Robbrecht Delrue's description of the timing captures the product's commercial moment precisely: "No software company builds a large QA team from day one. But every company eventually reaches the moment when manual testing starts holding back their growth. That's the moment we built Holmes for."
The company is currently working with 30 design partners who are shaping the product, with broader access rolling out in the coming months. Its advisory network includes senior engineering leaders from Collibra, Luzmo, Upsellplus, and Lighthouse, providing both technical guidance and market intelligence from companies at different stages of growth.
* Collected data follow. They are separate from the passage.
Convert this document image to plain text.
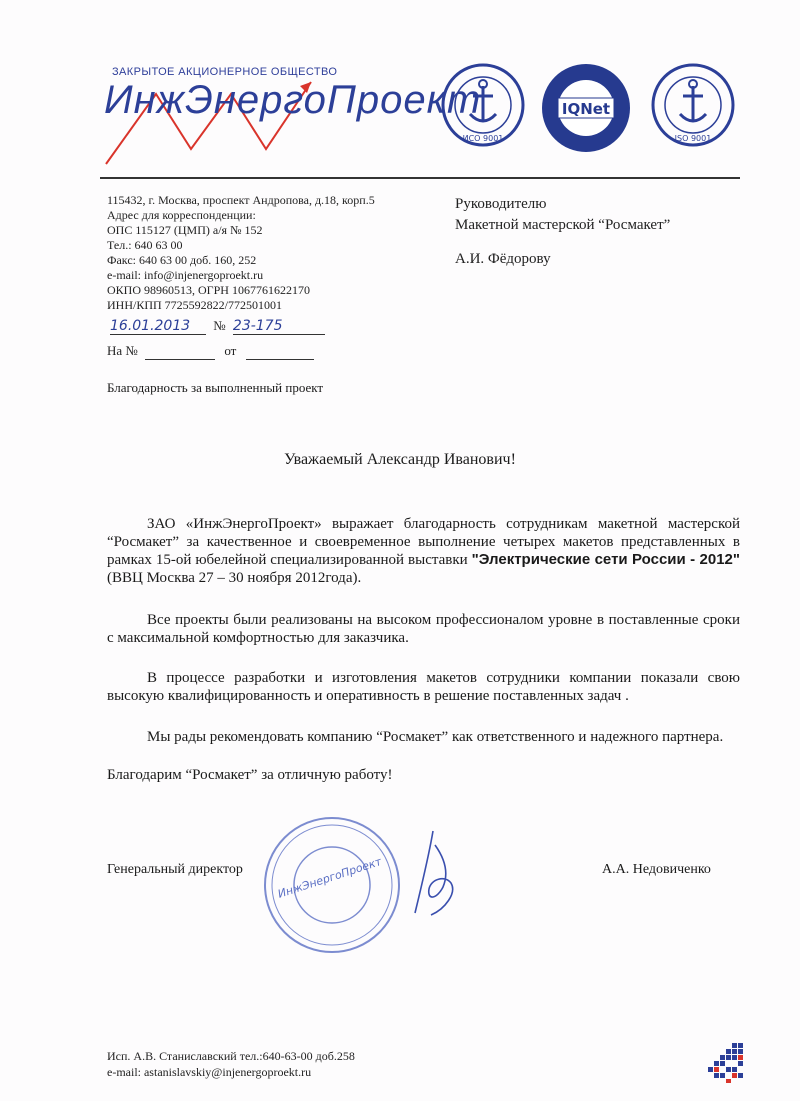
ЗАКРЫТОЕ АКЦИОНЕРНОЕ ОБЩЕСТВО
ИнжЭнергоПроект
ИСО 9001
IQNet
ISO 9001
115432, г. Москва, проспект Андропова, д.18, корп.5
Адрес для корреспонденции:
ОПС 115127 (ЦМП) а/я № 152
Тел.: 640 63 00
Факс: 640 63 00 доб. 160, 252
e-mail: info@injenergoproekt.ru
ОКПО 98960513, ОГРН 1067761622170
ИНН/КПП 7725592822/772501001
Руководителю
Макетной мастерской “Росмакет”
А.И. Фёдорову
16.01.2013 № 23-175
На №	от
Благодарность за выполненный проект
Уважаемый Александр Иванович!

ЗАО «ИнжЭнергоПроект» выражает благодарность сотрудникам макетной мастерской “Росмакет” за качественное и своевременное выполнение четырех макетов представленных в рамках 15-ой юбелейной специализированной выставки "Электрические сети России - 2012" (ВВЦ Москва 27 – 30 ноября 2012года).

Все проекты были реализованы на высоком профессионалом уровне в поставленные сроки с максимальной комфортностью для заказчика.

В процессе разработки и изготовления макетов сотрудники компании показали свою высокую квалифицированность и оперативность в решение поставленных задач .

Мы рады рекомендовать компанию “Росмакет” как ответственного и надежного партнера.

Благодарим “Росмакет” за отличную работу!

ИнжЭнергоПроект
Генеральный директор	А.А. Недовиченко
Исп. А.В. Станиславский тел.:640-63-00 доб.258
e-mail: astanislavskiy@injenergoproekt.ru
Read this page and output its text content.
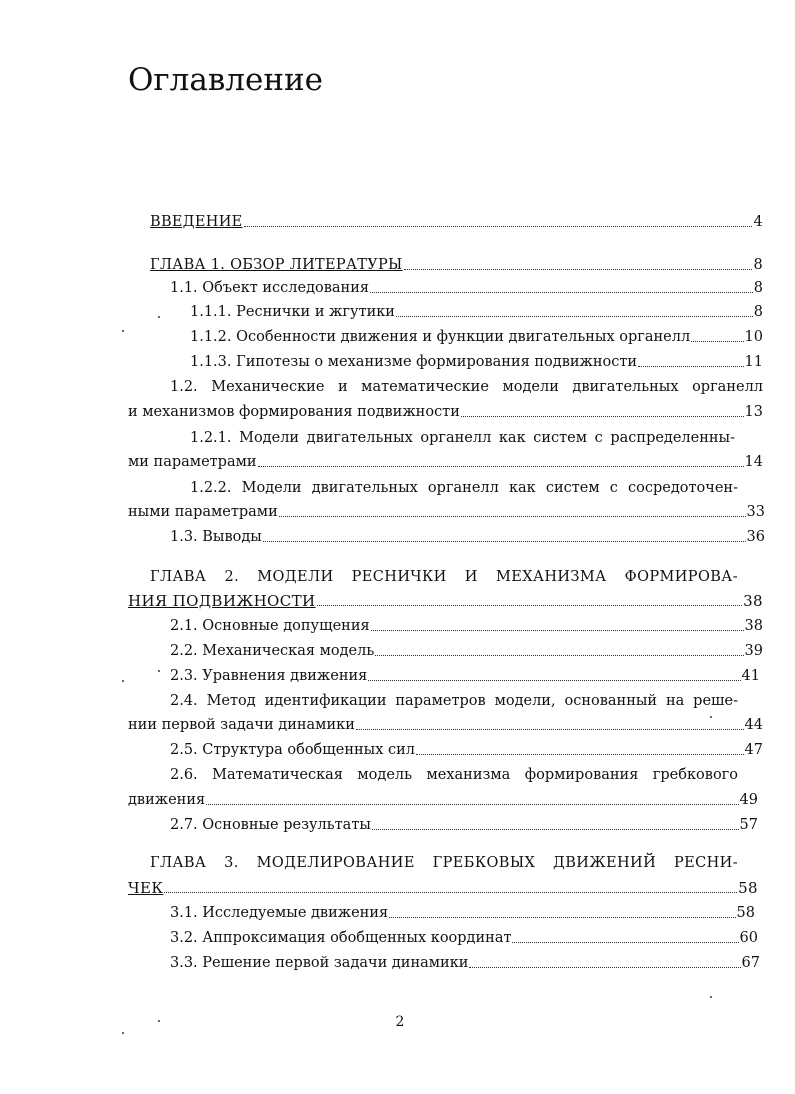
Оглавление
ВВЕДЕНИЕ	4
ГЛАВА 1. ОБЗОР ЛИТЕРАТУРЫ	8
1.1. Объект исследования	8
1.1.1. Реснички и жгутики	8
1.1.2. Особенности движения и функции двигательных органелл	10
1.1.3. Гипотезы о механизме формирования подвижности	11
1.2. Механические и математические модели двигательных органелл
и механизмов формирования подвижности	13
1.2.1. Модели двигательных органелл как систем с распределенны-
ми параметрами	14
1.2.2. Модели двигательных органелл как систем с сосредоточен-
ными параметрами	33
1.3. Выводы	36
ГЛАВА 2. МОДЕЛИ РЕСНИЧКИ И МЕХАНИЗМА ФОРМИРОВА-
НИЯ ПОДВИЖНОСТИ	38
2.1. Основные допущения	38
2.2. Механическая модель	39
2.3. Уравнения движения	41
2.4. Метод идентификации параметров модели, основанный на реше-
нии первой задачи динамики	44
2.5. Структура обобщенных сил	47
2.6. Математическая модель механизма формирования гребкового
движения	49
2.7. Основные результаты	57
ГЛАВА 3. МОДЕЛИРОВАНИЕ ГРЕБКОВЫХ ДВИЖЕНИЙ РЕСНИ-
ЧЕК	58
3.1. Исследуемые движения	58
3.2. Аппроксимация обобщенных координат	60
3.3. Решение первой задачи динамики	67
2
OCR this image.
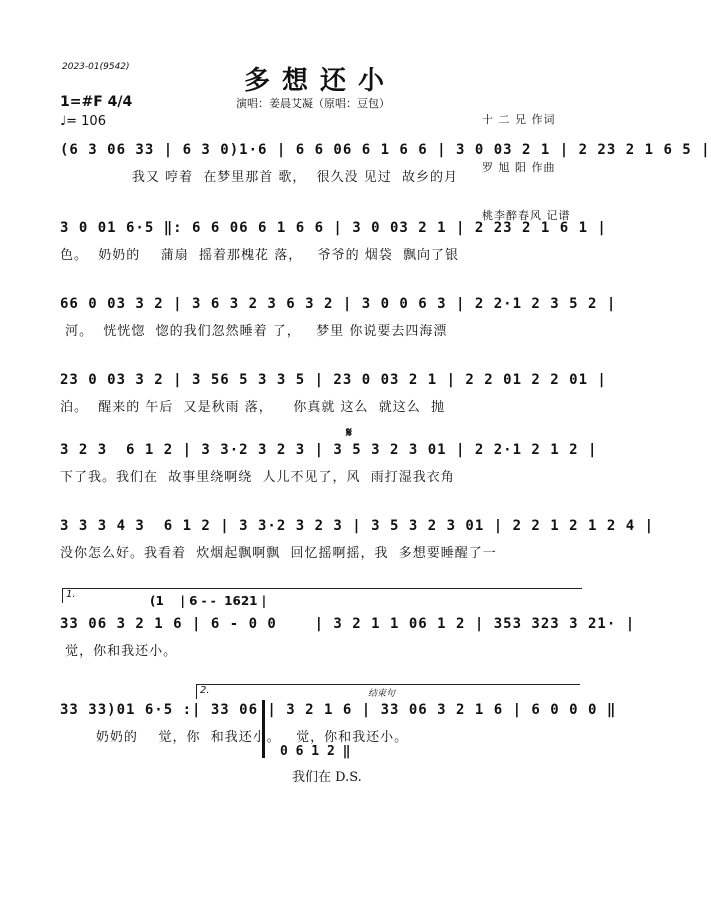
2023-01(9542)	多想还小
演唱：姜晨艾凝（原唱：豆包）

十 二 兄 作词

罗 旭 阳 作曲

桃李醉春风 记谱

1=#F 4/4
♩= 106
(6 3 06 33 | 6 3 0)1·6 | 6 6 06 6 1 6 6 | 3 0 03 2 1 | 2 23 2 1 6 5 |
我又 哼着  在梦里那首 歌，  很久没 见过  故乡的月
3 0 01 6·5 ‖: 6 6 06 6 1 6 6 | 3 0 03 2 1 | 2 23 2 1 6 1 |
色。  奶奶的    蒲扇  摇着那槐花 落，   爷爷的 烟袋  飘向了银
66 0 03 3 2 | 3 6 3 2 3 6 3 2 | 3 0 0 6 3 | 2 2·1 2 3 5 2 |
河。  恍恍惚  惚的我们忽然睡着 了，   梦里 你说要去四海漂
23 0 03 3 2 | 3 56 5 3 3 5 | 23 0 03 2 1 | 2 2 01 2 2 01 |
泊。  醒来的 午后  又是秋雨 落，    你真就 这么  就这么  抛
𝄋
3 2 3  6 1 2 | 3 3·2 3 2 3 | 3 5 3 2 3 01 | 2 2·1 2 1 2 |
下了我。我们在  故事里绕啊绕  人儿不见了，风  雨打湿我衣角
3 3 3 4 3  6 1 2 | 3 3·2 3 2 3 | 3 5 3 2 3 01 | 2 2 1 2 1 2 4 |
没你怎么好。我看着  炊烟起飘啊飘  回忆摇啊摇，我  多想要睡醒了一
1.	(1    | 6 - -  1621 |
33 06 3 2 1 6 | 6 - 0 0    | 3 2 1 1 06 1 2 | 353 323 3 21· |
觉，你和我还小。
2.	结束句
33 33)01 6·5 :| 33 06 | 3 2 1 6 | 33 06 3 2 1 6 | 6 0 0 0 ‖
奶奶的    觉，你  和我还小。   觉，你和我还小。
0 6 1 2 ‖
我们在 D.S.
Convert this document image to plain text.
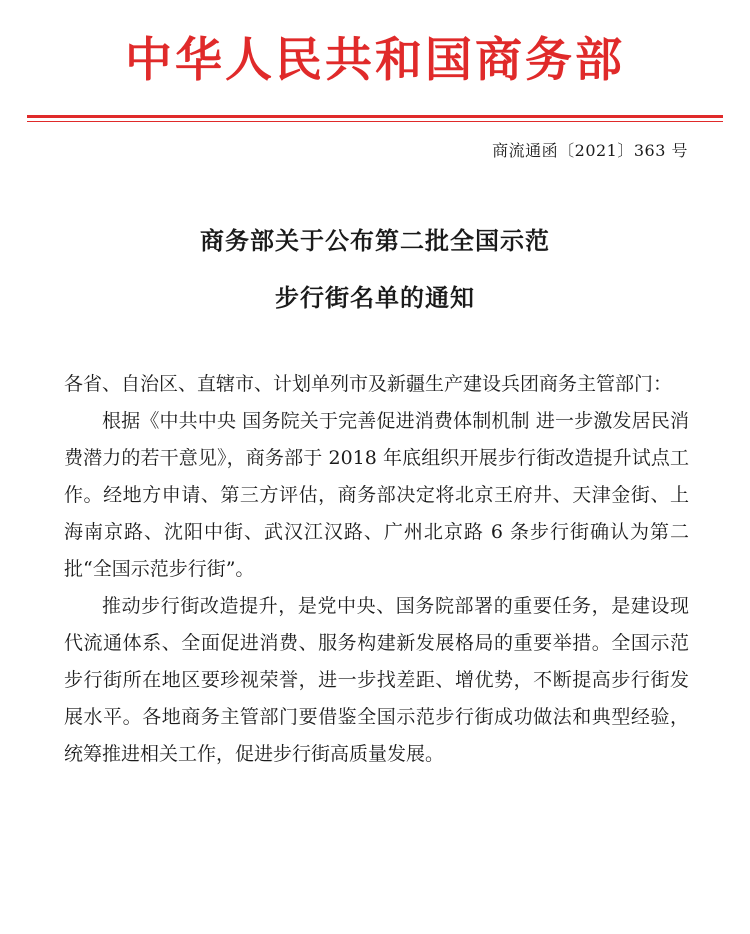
中华人民共和国商务部
商流通函〔2021〕363 号
商务部关于公布第二批全国示范
步行街名单的通知

各省、自治区、直辖市、计划单列市及新疆生产建设兵团商务主管部门：

根据《中共中央 国务院关于完善促进消费体制机制 进一步激发居民消费潜力的若干意见》，商务部于 2018 年底组织开展步行街改造提升试点工作。经地方申请、第三方评估，商务部决定将北京王府井、天津金街、上海南京路、沈阳中街、武汉江汉路、广州北京路 6 条步行街确认为第二批“全国示范步行街”。

推动步行街改造提升，是党中央、国务院部署的重要任务，是建设现代流通体系、全面促进消费、服务构建新发展格局的重要举措。全国示范步行街所在地区要珍视荣誉，进一步找差距、增优势，不断提高步行街发展水平。各地商务主管部门要借鉴全国示范步行街成功做法和典型经验，统筹推进相关工作，促进步行街高质量发展。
The €1.1 million in pre‑seed capital will fund product development to reach the public launch milestone and establish the initial commercial pipeline. The founding team's exit track record, combined with the Aikido and Showpad co‑founder participation, creates a credibility profile that positions Holmes for a Series A conversation sooner than a typical pre‑seed company without similar pedigree.
The broader market for autonomous QA tools is being created by the same AI coding boom that Holmes is designed to address. As the volume of AI‑assisted code commits grows, the proportion of that code that undergoes meaningful quality assurance testing is declining. A company that makes rigorous QA automatic, continuous, and developer‑transparent is addressing a gap that will only grow as teams ship more code faster.